Ancienne obèse, Jennifer Genestier estime que la démarche body positive doit venir des employés, mais aussi des entreprises. « Il y a une éducation des patrons à faire, parce qu’ils ont peur, peur pour leur chiffre d’affaire, leurs objectifs… », observe-t-elle, avant de poursuivre : « Les chief happiness officer ou office manager, qui font en sorte que la culture de l’entreprise soit positive, doivent permette aux salariés de se sentir bien dans leur tête et dans leur corps. Cela passe par des fauteuils, des bureaux et des ordinateurs adaptés, mais aussi par une bonne entente entre les employés pour qu’il n’y ait pas d’exclusion. » Si elle prône des réponses au cas par cas, elle invite les entreprises à organiser des ateliers autour de l’estime de soi et de l’empowerment. Des interventions que son collectif, les Chahuteuses, propose.
Imposer sa singularité
Pour celles qui subissent des discriminations ou des moqueries sur leur lieu de travail, Jennifer Genestier conseille de s’entourer. Coach, associations, groupe de parole : des structures existent pour épauler les salariées. Et même si cela demande énormément d’énergie, elle invite les femmes à s’affirmer. « A partir du moment où vous êtes fières de vos formes, où vous êtes dans le body pride, les gens n’ont plus de pouvoir sur votre faiblesse, parce que votre faiblesse est devenue une force », détaille-t-elle avec conviction. Une démarche qui prend du temps, mais à laquelle Tatyana Razafindrakoto des Aliennes, croit aussi. « Il faut imposer sa singularité avec une forme de joie conquérante ! », assure-t-elle. Militante body positive, Olga Volfson a réussi à s’imposer. Celle qui se décrit comme « très en formes », se souvient de son entretien d’embauche il y a deux ans et demi. « Je me suis présentée comme j’étais, en assumant mon look excentrique, sans en faire un sujet de gêne, et c’est quelque chose qui a plu. Mon manager m’a dit que je m’étais démarquée », confie-t-elle. Pour s’assumer malgré les regards parfois insistants, Olga a sa technique. « J’ai réussi à m’assumer en faisant semblant et c’est venu petit à petit, à mesure que je voyais la réaction des gens changer. Si on est capable de faire ce coup de bluff, ça aide. Tout passe par l’attitude : il faut se tenir droite, ne pas regarder par terre, soutenir les regards, même si c’est difficile… Je compare ça à l’attitude que je peux avoir quand je marche dans la rue pour éviter le harcèlement », détaille-t-elle.

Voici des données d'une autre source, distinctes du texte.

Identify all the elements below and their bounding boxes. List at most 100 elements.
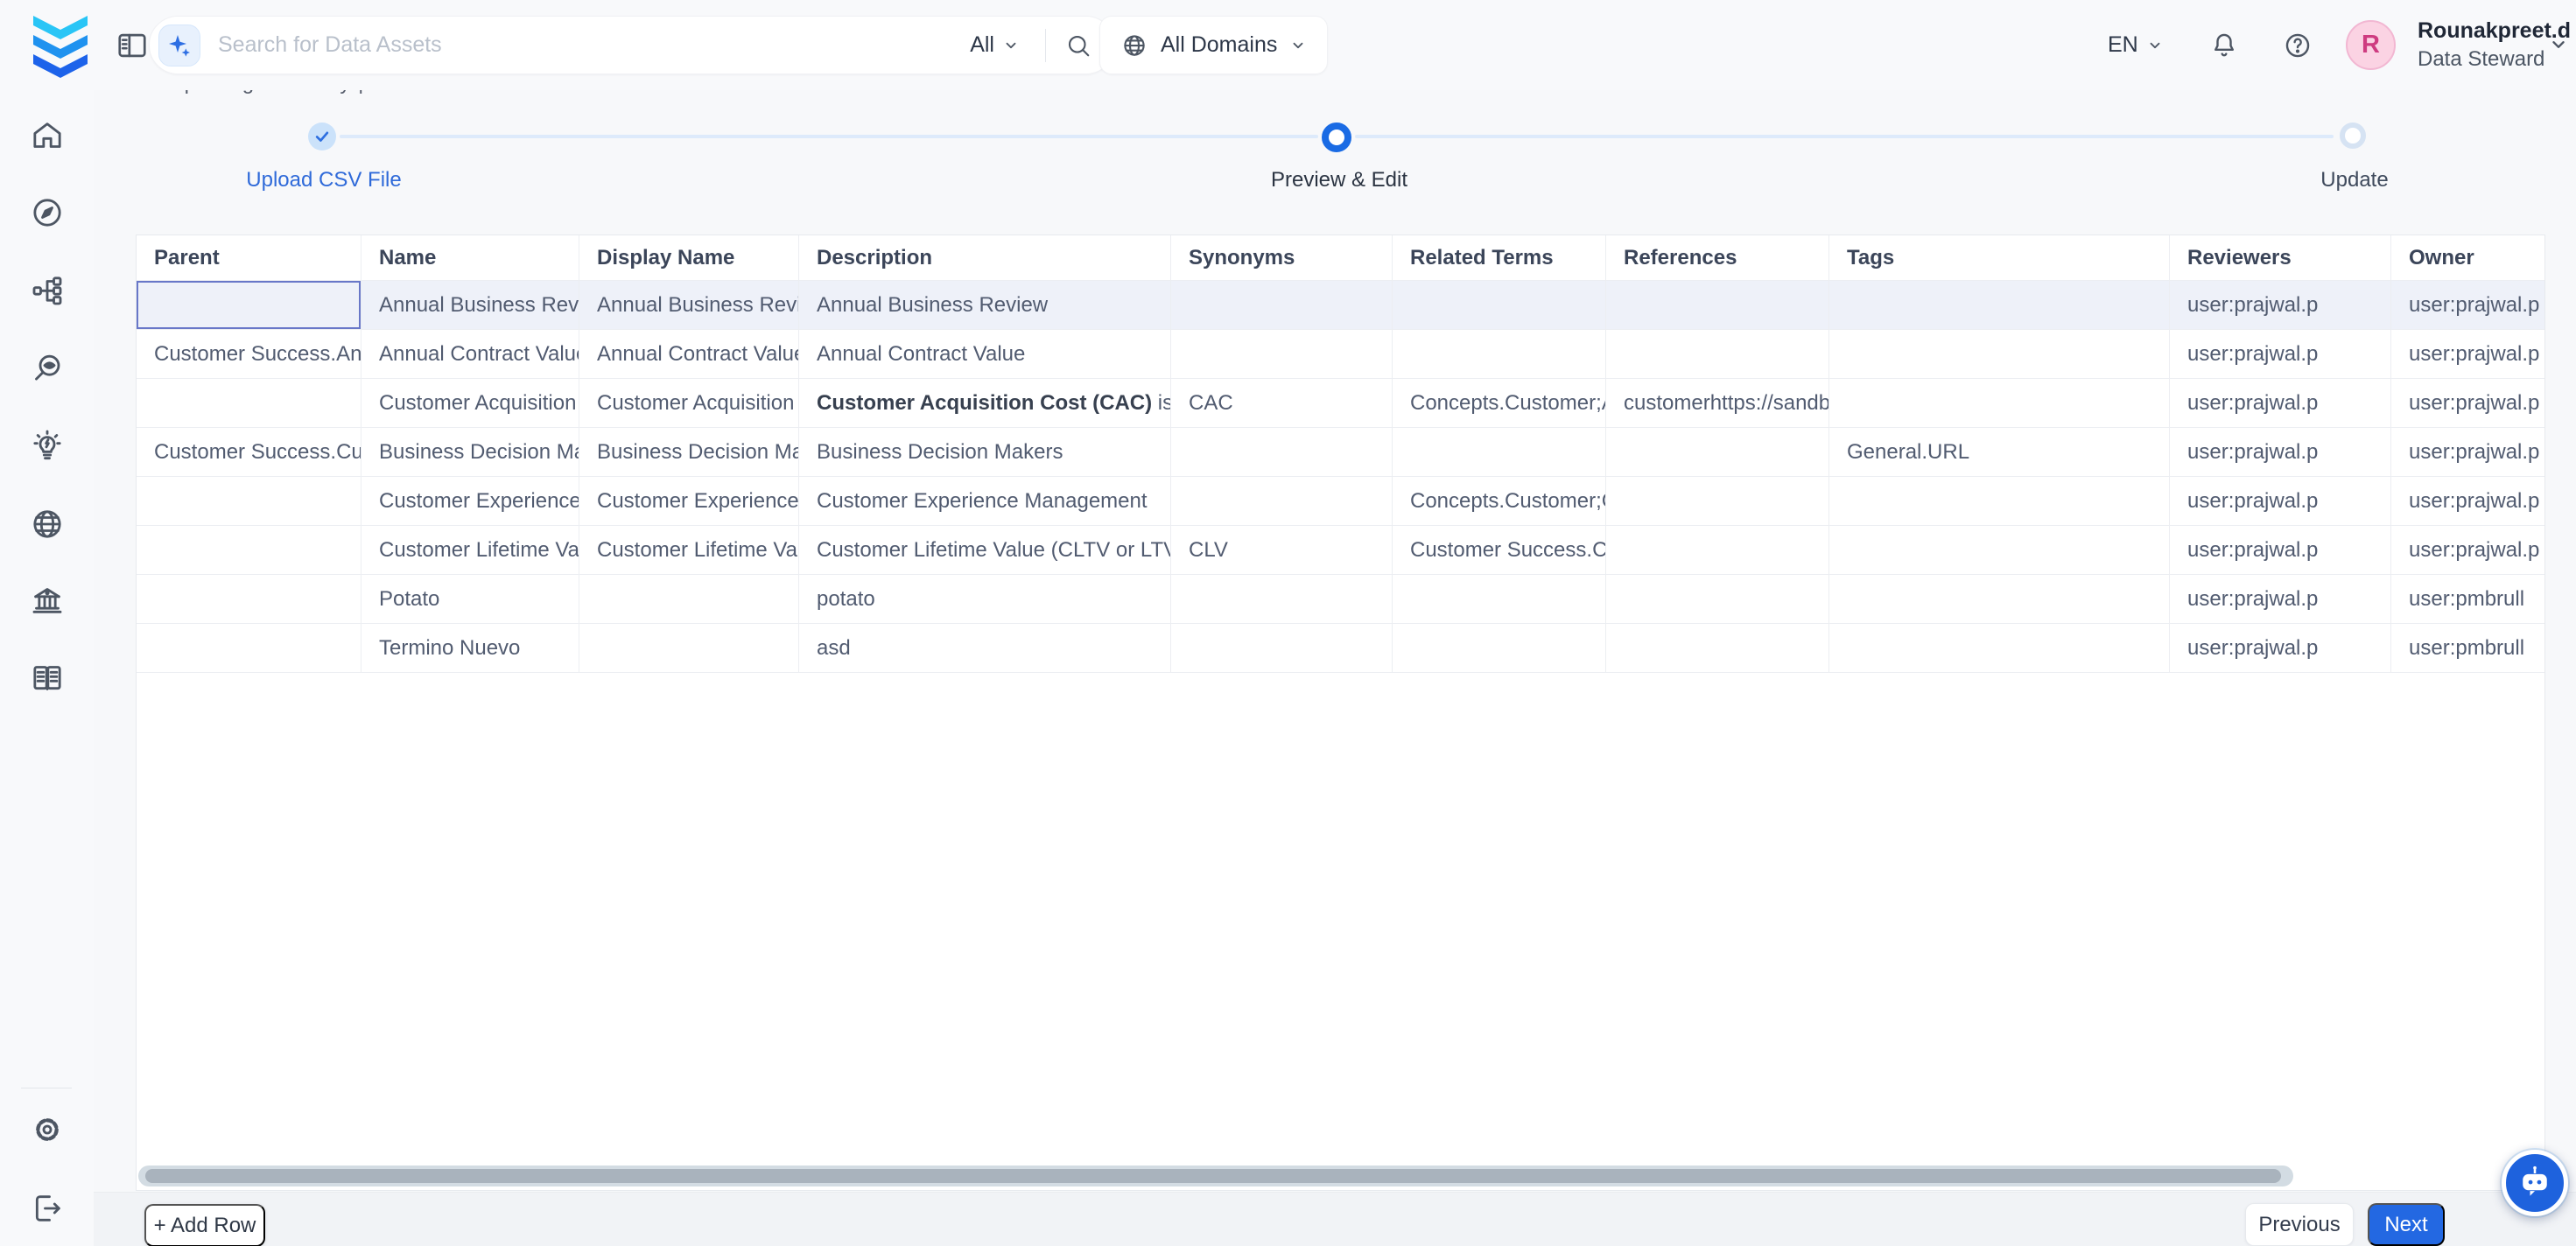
search-input[interactable] <box>218 32 963 58</box>
cell-name[interactable]: Customer Acquisition ... <box>361 379 579 428</box>
sidebar-toggle-icon[interactable] <box>116 29 149 62</box>
cell-description[interactable]: Annual Contract Value <box>799 330 1171 379</box>
cell-parent[interactable] <box>137 624 361 673</box>
avatar[interactable]: R <box>2346 20 2396 70</box>
cell-display-name[interactable]: Annual Contract Value ... <box>579 330 799 379</box>
cell-description[interactable]: asd <box>799 624 1171 673</box>
cell-related-terms[interactable] <box>1393 281 1606 330</box>
cell-tags[interactable] <box>1829 575 2170 624</box>
cell-description[interactable]: Customer Experience Management <box>799 477 1171 526</box>
cell-name[interactable]: Termino Nuevo <box>361 624 579 673</box>
cell-description[interactable]: potato <box>799 575 1171 624</box>
cell-parent[interactable] <box>137 281 361 330</box>
next-button[interactable]: Next <box>2368 1203 2445 1246</box>
sidebar-item-logout[interactable] <box>30 1191 65 1226</box>
cell-owner[interactable]: user:prajwal.p <box>2391 428 2544 477</box>
help-button[interactable] <box>2283 0 2313 90</box>
cell-synonyms[interactable] <box>1171 428 1393 477</box>
sidebar-item-home[interactable] <box>30 118 65 153</box>
cell-description[interactable]: Annual Business Review <box>799 281 1171 330</box>
cell-owner[interactable]: user:prajwal.p <box>2391 526 2544 575</box>
cell-parent[interactable] <box>137 526 361 575</box>
sidebar-item-lineage[interactable] <box>30 273 65 308</box>
cell-synonyms[interactable] <box>1171 575 1393 624</box>
app-logo-icon[interactable] <box>25 9 96 82</box>
cell-tags[interactable] <box>1829 379 2170 428</box>
cell-tags[interactable]: General.URL <box>1829 428 2170 477</box>
cell-display-name[interactable]: Customer Acquisition ... <box>579 379 799 428</box>
previous-button[interactable]: Previous <box>2245 1203 2354 1246</box>
cell-owner[interactable]: user:prajwal.p <box>2391 379 2544 428</box>
ai-sparkle-icon[interactable] <box>158 24 200 66</box>
cell-name[interactable]: Business Decision Ma... <box>361 428 579 477</box>
cell-name[interactable]: Annual Business Review <box>361 281 579 330</box>
cell-description[interactable]: Business Decision Makers <box>799 428 1171 477</box>
sidebar-item-domains[interactable] <box>30 507 65 542</box>
cell-tags[interactable] <box>1829 624 2170 673</box>
cell-synonyms[interactable]: CAC <box>1171 379 1393 428</box>
chatbot-fab[interactable] <box>2502 1150 2568 1216</box>
search-scope-dropdown[interactable]: All <box>970 32 1019 58</box>
cell-related-terms[interactable] <box>1393 575 1606 624</box>
cell-synonyms[interactable] <box>1171 281 1393 330</box>
cell-related-terms[interactable]: Concepts.Customer;C... <box>1393 477 1606 526</box>
cell-related-terms[interactable]: Customer Success.Cu... <box>1393 526 1606 575</box>
sidebar-item-governance[interactable] <box>30 583 65 618</box>
cell-owner[interactable]: user:prajwal.p <box>2391 477 2544 526</box>
search-icon[interactable] <box>1065 32 1091 59</box>
sidebar-item-insights[interactable] <box>30 429 65 464</box>
cell-reviewers[interactable]: user:prajwal.p <box>2170 330 2391 379</box>
cell-related-terms[interactable]: Concepts.Customer;A... <box>1393 379 1606 428</box>
cell-references[interactable]: customerhttps://sandb... <box>1606 379 1829 428</box>
cell-name[interactable]: Customer Experience ... <box>361 477 579 526</box>
cell-parent[interactable]: Customer Success.Cu... <box>137 428 361 477</box>
user-menu-chevron-icon[interactable] <box>2549 35 2568 59</box>
cell-reviewers[interactable]: user:prajwal.p <box>2170 477 2391 526</box>
cell-owner[interactable]: user:pmbrull <box>2391 624 2544 673</box>
cell-reviewers[interactable]: user:prajwal.p <box>2170 428 2391 477</box>
cell-references[interactable] <box>1606 575 1829 624</box>
user-menu[interactable]: Rounakpreet.d Data Steward <box>2418 16 2571 74</box>
cell-tags[interactable] <box>1829 526 2170 575</box>
cell-tags[interactable] <box>1829 477 2170 526</box>
cell-synonyms[interactable] <box>1171 624 1393 673</box>
cell-owner[interactable]: user:pmbrull <box>2391 575 2544 624</box>
sidebar-item-settings[interactable] <box>30 1112 65 1147</box>
sidebar-item-glossary[interactable] <box>30 661 65 696</box>
cell-owner[interactable]: user:prajwal.p <box>2391 330 2544 379</box>
horizontal-scrollbar-thumb[interactable] <box>145 1169 2281 1183</box>
cell-owner[interactable]: user:prajwal.p <box>2391 281 2544 330</box>
cell-display-name[interactable]: Annual Business Revie... <box>579 281 799 330</box>
cell-name[interactable]: Customer Lifetime Value <box>361 526 579 575</box>
cell-reviewers[interactable]: user:prajwal.p <box>2170 379 2391 428</box>
cell-related-terms[interactable] <box>1393 330 1606 379</box>
cell-parent[interactable] <box>137 575 361 624</box>
cell-references[interactable] <box>1606 526 1829 575</box>
cell-synonyms[interactable] <box>1171 330 1393 379</box>
cell-description[interactable]: Customer Acquisition Cost (CAC) is a ... <box>799 379 1171 428</box>
cell-name[interactable]: Potato <box>361 575 579 624</box>
cell-display-name[interactable] <box>579 624 799 673</box>
cell-display-name[interactable]: Customer Lifetime Val... <box>579 526 799 575</box>
add-row-button[interactable]: + Add Row <box>144 1204 265 1246</box>
language-selector[interactable]: EN <box>2108 0 2163 90</box>
sidebar-item-explore[interactable] <box>30 195 65 230</box>
cell-parent[interactable] <box>137 477 361 526</box>
cell-related-terms[interactable] <box>1393 428 1606 477</box>
cell-synonyms[interactable]: CLV <box>1171 526 1393 575</box>
cell-synonyms[interactable] <box>1171 477 1393 526</box>
sidebar-item-observability[interactable] <box>30 351 65 386</box>
cell-reviewers[interactable]: user:prajwal.p <box>2170 575 2391 624</box>
cell-tags[interactable] <box>1829 281 2170 330</box>
cell-reviewers[interactable]: user:prajwal.p <box>2170 526 2391 575</box>
cell-parent[interactable] <box>137 379 361 428</box>
cell-references[interactable] <box>1606 428 1829 477</box>
cell-display-name[interactable]: Business Decision Ma... <box>579 428 799 477</box>
cell-display-name[interactable] <box>579 575 799 624</box>
cell-reviewers[interactable]: user:prajwal.p <box>2170 281 2391 330</box>
cell-display-name[interactable]: Customer Experience ... <box>579 477 799 526</box>
cell-references[interactable] <box>1606 477 1829 526</box>
cell-parent[interactable]: Customer Success.An... <box>137 330 361 379</box>
cell-related-terms[interactable] <box>1393 624 1606 673</box>
cell-name[interactable]: Annual Contract Value <box>361 330 579 379</box>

Et si l’entreprise reste hermétique à la philosophie body positive, il ne faut pas avoir peur d’en changer. « Je pars du principe que ce n’est pas forcément les entreprises qui doivent choisir leurs employés, c’est aussi aux employés de choisir leur entreprise », assure Jennifer Genestier, des Chahuteuses, avant de glisser que les start-up « où les codes vestimentaires ont complètement explosé », sont peut-être plus en avance que les banques sur ce point.